Uzun süren sessizliğini bozan Peker Turgud, bir devletin görevinin sadece personel maaşlarını ödemek olmadığını vurgulayarak, “Devletin halka yol götürmesi lazım, elektrik götürmesi lazım, su götürmesi lazım, sağlık hizmeti götürmesi lazım, eğitim hizmeti götürmesi lazım. Bunlara ödenek ayrılamıyorsa ve kamu gelirlerinin yüzde 90’ı personel maaşlarına gidiyorsa, bizim günde 24 saat Anavatana şükretmemiz gerekiyor” diyor.
KKTC’nin ekonomik durumunun müzakere masasına olumsuz yansıyabileceğini ifade eden Turgud, “Müzakere masası olumlu sonuçlanırsa AB’ye katılımı da beraberinde getirecek. Bu katılımda, belli muafiyetlerin, deregasyonların, koruma tedbirlerinin çok ciddi bir şekilde anlaşma metnine dahil edilmesi bence son derece önemlidir. Yılların dengesizliğini ortadan kaldırmak için Türk tarafına birtakım önceliklerin verilmesi gerekiyor” ifadesini kullanıyor.
KTHY’nin uzun süre yöneticiliğini yapan Turgud, “Batmayacak gemi batırıldı” ifadelerini kullanıyor. KKTC ekonomisin sürdürülebilir olmadığına dikkat çeken Turgud, hükümetin güçlü ve kararlı durarak radikal tedbirler alması gerektiğine vurgu yapıyor.
Soru: Sizi medyada çok fazla göremiyoruz. Kıbrıs Türkü sizi tanıyor ancak tanımayanlar için biraz kendinizi tanıtır mısınız?
Peker Turgud: Ankara Üniversitesi Siyasal Bilgiler Fakültesi’nde üniversite eğitimimi tamamlayarak 1963’te mezun oldum ve Kıbrıs’a döndüm. Kıbrıs Türk Cemaat Meclisi’nde Hazine Amiri olarak göreve başladım. Cemaat Meclis’in Başkanı Sayın Rauf Denktaş’tı.

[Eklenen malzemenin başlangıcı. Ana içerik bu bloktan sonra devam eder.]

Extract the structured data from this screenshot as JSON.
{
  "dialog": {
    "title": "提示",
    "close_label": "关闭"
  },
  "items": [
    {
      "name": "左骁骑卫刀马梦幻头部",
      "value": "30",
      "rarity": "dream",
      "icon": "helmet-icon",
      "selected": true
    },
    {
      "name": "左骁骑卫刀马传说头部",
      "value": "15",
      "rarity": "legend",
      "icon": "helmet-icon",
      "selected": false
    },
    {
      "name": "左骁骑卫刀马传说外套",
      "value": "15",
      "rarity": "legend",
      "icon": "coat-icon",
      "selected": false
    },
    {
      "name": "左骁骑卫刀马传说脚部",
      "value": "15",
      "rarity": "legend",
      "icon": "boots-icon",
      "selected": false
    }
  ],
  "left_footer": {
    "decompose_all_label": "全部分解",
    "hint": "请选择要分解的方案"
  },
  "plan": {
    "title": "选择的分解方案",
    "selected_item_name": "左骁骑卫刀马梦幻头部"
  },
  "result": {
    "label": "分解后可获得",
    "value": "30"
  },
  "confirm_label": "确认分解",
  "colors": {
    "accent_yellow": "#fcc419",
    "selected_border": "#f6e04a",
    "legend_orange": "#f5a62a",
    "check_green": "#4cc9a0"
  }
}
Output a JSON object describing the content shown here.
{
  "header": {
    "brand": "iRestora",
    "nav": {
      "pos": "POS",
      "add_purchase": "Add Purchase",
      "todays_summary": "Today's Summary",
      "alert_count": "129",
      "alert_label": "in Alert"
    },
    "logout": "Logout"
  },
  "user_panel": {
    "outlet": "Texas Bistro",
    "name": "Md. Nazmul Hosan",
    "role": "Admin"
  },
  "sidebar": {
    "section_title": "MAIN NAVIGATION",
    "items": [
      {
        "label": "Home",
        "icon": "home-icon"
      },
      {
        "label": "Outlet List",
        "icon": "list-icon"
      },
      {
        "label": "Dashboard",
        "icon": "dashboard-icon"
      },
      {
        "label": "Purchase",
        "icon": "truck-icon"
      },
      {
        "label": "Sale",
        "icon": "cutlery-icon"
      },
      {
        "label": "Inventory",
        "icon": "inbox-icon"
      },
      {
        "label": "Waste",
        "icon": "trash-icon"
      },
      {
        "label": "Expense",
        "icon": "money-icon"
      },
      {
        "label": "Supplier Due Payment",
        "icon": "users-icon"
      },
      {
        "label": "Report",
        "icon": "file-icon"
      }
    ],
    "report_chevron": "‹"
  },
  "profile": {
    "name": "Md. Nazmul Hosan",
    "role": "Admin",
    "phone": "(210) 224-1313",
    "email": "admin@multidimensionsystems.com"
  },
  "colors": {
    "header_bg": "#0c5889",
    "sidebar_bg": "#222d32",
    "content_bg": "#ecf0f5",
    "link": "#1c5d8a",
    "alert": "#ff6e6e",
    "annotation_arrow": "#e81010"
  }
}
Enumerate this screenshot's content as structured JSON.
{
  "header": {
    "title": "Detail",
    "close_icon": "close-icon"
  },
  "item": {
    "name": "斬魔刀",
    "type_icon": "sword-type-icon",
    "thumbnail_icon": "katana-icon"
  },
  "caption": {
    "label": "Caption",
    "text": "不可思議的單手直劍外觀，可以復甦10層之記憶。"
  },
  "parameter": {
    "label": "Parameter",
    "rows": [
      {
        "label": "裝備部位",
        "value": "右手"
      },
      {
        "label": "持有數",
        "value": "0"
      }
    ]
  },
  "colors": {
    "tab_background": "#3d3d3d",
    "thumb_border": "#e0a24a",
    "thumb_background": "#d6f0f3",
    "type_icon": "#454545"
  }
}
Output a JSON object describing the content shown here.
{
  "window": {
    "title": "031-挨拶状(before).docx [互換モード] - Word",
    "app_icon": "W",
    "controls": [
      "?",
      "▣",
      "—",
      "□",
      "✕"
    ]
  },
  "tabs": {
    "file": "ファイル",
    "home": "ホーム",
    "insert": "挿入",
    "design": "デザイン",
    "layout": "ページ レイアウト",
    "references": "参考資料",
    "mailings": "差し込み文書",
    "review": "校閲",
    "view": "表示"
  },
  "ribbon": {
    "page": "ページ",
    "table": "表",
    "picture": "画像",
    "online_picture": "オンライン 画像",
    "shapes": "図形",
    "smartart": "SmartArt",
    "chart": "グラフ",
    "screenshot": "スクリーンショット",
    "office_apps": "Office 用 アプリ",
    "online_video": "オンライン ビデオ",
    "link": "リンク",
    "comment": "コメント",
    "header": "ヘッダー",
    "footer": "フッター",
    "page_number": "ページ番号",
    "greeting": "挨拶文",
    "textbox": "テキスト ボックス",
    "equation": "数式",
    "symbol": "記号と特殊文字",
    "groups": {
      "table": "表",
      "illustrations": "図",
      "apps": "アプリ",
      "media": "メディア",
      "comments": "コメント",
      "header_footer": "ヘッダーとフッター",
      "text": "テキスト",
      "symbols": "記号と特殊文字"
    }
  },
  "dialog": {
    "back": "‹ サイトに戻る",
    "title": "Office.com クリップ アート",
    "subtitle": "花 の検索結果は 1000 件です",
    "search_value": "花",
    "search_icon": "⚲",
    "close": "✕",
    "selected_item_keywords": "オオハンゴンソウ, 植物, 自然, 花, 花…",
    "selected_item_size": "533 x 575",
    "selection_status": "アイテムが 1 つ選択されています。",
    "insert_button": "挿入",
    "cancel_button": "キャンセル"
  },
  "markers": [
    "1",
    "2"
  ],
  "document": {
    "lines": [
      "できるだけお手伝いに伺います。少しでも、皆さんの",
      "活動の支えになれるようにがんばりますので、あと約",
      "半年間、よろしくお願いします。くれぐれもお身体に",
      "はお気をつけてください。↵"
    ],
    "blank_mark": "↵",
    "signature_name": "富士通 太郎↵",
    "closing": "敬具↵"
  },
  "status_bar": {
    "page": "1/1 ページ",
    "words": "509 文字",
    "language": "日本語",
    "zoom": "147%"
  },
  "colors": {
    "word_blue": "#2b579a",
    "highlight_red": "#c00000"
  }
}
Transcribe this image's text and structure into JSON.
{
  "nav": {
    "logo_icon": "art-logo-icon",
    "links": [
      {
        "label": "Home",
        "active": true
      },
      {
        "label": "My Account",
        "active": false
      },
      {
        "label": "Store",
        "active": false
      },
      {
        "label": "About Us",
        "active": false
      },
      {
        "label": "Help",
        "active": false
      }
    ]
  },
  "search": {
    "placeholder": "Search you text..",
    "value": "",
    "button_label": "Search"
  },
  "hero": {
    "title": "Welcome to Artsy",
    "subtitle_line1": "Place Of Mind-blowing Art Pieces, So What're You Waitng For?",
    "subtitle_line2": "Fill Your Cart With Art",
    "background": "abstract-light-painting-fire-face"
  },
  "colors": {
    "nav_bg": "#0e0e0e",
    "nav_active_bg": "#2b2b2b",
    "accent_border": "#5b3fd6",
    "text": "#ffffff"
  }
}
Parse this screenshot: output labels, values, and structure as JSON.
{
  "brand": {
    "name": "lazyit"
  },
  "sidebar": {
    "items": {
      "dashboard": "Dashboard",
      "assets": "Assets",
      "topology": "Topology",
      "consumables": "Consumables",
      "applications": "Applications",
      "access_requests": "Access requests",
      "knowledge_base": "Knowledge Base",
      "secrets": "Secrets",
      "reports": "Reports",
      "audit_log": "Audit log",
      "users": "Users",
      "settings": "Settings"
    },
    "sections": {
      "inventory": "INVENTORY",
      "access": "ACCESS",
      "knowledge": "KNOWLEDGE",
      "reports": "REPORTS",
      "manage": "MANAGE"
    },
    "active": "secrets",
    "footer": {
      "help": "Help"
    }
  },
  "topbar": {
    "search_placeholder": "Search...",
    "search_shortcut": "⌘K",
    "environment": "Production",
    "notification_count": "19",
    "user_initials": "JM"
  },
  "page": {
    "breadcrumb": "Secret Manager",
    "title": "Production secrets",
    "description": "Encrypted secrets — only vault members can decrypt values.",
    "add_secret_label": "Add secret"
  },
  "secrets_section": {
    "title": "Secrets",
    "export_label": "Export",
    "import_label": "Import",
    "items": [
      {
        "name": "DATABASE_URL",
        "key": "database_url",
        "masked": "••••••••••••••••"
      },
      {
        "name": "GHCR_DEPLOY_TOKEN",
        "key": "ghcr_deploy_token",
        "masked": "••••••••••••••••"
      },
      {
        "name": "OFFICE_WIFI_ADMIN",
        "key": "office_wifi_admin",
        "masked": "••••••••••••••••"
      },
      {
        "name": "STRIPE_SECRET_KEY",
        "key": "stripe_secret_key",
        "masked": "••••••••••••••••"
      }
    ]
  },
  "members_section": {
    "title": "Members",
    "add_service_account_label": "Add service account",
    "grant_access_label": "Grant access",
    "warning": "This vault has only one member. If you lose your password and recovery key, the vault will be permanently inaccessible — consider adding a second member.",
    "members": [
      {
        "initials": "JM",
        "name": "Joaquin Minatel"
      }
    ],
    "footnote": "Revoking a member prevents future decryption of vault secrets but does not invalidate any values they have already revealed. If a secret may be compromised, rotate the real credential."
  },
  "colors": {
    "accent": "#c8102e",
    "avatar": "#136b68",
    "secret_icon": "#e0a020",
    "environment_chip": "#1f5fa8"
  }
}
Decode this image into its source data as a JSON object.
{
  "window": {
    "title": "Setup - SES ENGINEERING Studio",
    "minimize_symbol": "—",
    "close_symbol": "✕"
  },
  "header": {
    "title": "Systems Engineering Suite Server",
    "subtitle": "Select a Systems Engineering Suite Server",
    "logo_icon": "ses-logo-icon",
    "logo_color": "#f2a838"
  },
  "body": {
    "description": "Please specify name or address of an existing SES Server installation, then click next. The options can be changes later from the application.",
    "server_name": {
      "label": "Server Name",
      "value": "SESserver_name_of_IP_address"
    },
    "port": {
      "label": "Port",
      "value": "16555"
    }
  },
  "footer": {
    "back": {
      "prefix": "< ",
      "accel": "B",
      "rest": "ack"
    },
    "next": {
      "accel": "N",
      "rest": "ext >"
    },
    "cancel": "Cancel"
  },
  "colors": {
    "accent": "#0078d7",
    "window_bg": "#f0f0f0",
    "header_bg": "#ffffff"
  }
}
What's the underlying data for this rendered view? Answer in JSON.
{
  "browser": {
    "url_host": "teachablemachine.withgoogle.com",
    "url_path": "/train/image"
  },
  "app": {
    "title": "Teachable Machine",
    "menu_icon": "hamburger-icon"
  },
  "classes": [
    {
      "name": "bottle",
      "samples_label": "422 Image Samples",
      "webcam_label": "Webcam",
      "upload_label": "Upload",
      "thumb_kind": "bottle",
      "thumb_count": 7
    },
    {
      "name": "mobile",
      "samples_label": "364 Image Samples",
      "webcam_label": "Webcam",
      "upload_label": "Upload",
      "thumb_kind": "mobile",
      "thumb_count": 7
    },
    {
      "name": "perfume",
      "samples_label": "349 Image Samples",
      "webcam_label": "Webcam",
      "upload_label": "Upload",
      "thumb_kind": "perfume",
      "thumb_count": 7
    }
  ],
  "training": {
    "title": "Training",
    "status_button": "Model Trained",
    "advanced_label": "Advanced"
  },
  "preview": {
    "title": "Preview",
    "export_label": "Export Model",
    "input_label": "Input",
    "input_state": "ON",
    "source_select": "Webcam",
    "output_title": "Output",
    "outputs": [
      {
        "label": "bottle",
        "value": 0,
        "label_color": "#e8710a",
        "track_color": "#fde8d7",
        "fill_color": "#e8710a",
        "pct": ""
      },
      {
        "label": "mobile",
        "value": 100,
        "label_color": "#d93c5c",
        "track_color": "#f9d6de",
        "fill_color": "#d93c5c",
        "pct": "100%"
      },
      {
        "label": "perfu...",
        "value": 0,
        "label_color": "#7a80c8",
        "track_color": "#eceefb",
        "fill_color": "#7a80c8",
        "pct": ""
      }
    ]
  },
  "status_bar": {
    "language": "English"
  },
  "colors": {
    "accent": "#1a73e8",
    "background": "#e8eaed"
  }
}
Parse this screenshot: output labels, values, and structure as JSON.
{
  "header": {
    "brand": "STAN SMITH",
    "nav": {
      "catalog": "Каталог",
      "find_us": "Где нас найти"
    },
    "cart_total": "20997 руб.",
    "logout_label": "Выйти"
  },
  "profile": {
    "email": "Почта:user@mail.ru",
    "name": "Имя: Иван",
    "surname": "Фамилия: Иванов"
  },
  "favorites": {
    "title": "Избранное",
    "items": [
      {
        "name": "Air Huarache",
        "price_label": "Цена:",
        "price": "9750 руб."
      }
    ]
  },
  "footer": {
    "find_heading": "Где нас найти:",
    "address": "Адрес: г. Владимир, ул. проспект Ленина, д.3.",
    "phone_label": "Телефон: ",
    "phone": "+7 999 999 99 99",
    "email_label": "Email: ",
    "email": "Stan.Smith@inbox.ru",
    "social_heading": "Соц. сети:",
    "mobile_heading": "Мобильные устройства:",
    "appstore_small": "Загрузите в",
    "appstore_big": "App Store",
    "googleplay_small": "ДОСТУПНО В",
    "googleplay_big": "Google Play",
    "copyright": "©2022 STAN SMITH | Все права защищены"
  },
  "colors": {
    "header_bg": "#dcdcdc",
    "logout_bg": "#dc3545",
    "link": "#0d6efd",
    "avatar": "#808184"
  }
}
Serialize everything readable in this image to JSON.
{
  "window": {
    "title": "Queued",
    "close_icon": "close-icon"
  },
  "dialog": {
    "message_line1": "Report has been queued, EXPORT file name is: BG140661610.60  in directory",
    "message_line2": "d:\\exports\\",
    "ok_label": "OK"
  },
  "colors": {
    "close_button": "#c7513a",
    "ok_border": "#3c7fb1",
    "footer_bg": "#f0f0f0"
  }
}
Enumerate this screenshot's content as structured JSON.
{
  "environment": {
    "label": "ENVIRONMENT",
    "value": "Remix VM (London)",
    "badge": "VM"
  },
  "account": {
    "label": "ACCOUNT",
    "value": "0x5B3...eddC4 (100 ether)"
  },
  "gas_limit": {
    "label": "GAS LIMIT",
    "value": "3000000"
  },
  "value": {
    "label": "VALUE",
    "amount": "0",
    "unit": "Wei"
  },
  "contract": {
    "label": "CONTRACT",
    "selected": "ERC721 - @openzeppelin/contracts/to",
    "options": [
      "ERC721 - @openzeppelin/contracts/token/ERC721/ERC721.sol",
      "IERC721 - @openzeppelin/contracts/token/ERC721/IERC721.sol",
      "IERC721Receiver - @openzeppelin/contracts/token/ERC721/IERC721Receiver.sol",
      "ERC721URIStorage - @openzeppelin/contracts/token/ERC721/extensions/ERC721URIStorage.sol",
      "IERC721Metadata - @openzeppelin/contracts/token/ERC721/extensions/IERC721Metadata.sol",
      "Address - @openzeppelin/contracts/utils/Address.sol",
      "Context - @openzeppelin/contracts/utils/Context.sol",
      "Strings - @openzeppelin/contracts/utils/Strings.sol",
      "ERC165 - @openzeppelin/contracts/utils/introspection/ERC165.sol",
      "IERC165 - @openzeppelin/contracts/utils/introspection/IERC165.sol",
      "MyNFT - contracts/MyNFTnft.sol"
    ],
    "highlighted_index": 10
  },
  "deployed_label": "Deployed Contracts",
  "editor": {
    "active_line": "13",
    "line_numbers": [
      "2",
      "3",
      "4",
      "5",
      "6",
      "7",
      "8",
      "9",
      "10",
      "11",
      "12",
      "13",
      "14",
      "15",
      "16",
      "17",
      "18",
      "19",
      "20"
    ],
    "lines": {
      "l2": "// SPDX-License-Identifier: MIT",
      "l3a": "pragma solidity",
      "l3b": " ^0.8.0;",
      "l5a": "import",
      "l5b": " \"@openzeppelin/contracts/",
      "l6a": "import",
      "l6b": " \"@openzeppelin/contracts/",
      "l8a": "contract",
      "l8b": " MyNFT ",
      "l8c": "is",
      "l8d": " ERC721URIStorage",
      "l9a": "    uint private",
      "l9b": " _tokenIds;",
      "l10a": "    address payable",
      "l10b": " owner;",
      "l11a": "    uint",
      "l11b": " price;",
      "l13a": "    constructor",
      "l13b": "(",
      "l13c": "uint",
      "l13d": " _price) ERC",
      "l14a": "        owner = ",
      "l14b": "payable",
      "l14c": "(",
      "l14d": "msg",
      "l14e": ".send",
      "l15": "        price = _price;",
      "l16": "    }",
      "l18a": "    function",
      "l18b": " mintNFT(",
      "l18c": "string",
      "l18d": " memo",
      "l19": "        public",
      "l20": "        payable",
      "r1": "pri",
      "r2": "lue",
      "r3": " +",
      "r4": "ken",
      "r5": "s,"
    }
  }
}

O dönem bir Merkezi Hükümet vardı, bir de Rum Cemaat Meclis’i ile Türk Cemaat Meclisi vardı. Vergi toplamak Cemaat Meclis’inin yetkisi dahilindeydi. Merkezi Hükümet Eğitime, Vakıflara, Kooperatiflere karışmazdı. Bunları Cemaat Meclis’leri yürütürdü. Bunlar Kıbrıs Anayasası’nın temel maddelerindendi.
1963 olayları çıktı. 1967 yılında Geçici Türk Yönetimi ilan edildi. Daha sonra yüksek lisans için İngiltere’ye gittim. Döndükten sonra ve 1978’e kadar sırasıyla önce Sanayi ve Ticaret Bakanlığı Müsteşarlığı, daha sonra da Maliye Bakanlığı Müsteşarlığı yaptım.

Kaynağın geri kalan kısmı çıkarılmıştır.